Modeling for solidification of paraffin equipped with nanoparticles utilizing fins

Freezing process of paraffin within a system with fins was simulated in this paper. The kind of PCM is RT28 and CuO nano-powders are added to enhance the conductivity. Three configurations for fins were assumed in this research and all of them have equal volume of paraffin. These two techniques have positive effect on reducing required time of process. Although buoyancy has no sensible impact on freezing phenomena, its related term was considered in equations. Structure grid has been created in ANSYS FLUENT to augment the accuracy. Homo-geneous formulation for nanoparticle was applied and implicit approach for modeling of transient term was incorporated. Cold flow within the pipe makes RT28 to lose heat and freezing begins from the region next to the inner wall.

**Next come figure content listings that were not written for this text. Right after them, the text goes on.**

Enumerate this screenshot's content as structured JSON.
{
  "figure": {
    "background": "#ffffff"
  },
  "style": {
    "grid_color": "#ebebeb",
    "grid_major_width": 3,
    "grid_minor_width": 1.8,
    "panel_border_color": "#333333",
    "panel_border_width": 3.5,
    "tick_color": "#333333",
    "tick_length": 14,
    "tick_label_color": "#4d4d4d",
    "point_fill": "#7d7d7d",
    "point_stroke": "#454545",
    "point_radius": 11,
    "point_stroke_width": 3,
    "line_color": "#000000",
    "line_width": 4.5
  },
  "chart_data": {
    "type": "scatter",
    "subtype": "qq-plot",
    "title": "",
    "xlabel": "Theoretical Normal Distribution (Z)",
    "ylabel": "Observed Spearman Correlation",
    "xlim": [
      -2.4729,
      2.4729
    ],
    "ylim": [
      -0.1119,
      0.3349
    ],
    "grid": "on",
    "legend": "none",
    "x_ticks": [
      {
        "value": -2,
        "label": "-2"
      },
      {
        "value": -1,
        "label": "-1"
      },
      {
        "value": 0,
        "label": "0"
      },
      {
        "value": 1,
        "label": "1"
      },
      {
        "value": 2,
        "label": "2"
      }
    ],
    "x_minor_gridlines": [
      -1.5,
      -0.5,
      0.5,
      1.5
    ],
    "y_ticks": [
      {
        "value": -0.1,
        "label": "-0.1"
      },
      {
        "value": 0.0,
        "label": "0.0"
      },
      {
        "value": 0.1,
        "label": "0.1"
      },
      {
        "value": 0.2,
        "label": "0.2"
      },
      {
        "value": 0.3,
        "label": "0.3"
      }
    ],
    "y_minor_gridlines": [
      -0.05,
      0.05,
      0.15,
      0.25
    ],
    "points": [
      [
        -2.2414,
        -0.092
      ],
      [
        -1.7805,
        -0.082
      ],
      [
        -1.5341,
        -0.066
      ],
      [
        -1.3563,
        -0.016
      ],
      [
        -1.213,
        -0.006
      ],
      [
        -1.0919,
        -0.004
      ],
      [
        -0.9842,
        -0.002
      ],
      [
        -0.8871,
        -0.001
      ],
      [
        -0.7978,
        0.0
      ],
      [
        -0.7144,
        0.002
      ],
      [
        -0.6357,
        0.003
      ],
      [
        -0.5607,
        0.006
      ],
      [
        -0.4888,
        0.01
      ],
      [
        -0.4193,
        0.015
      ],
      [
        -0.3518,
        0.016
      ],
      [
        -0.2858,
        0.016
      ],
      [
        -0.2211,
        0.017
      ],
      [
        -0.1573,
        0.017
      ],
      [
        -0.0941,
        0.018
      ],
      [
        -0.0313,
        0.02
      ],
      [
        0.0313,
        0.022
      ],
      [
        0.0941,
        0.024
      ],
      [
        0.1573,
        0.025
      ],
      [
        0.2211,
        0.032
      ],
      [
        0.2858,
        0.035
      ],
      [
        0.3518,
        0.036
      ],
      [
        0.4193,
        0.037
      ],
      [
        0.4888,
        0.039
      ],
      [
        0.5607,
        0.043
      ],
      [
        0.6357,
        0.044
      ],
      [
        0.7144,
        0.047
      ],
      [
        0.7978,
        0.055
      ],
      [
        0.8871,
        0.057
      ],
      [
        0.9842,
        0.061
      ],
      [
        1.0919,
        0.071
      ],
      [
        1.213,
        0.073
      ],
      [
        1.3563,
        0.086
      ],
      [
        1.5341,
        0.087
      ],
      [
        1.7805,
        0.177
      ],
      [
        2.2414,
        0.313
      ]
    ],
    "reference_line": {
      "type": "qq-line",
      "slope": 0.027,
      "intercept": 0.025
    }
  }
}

Existence of fins makes conduction stronger and freezing time decreases. With changing style of fins from A to C, liquid fraction declines about 37.93% while temperature augments about 0.45% when t = 50 min. The minimum required time occurs for case C in which whole paraffin converts to solid after 65 min.

Automated summary

The freezing process of paraffin within a system with fins was simulated, using CuO nano-powders to enhance conductivity. The presence of fins strengthened conduction, reducing freezing time, with the minimum required time being 65 minutes. Buoyancy had no significant impact on the freezing phenomena, but related terms were considered in equations.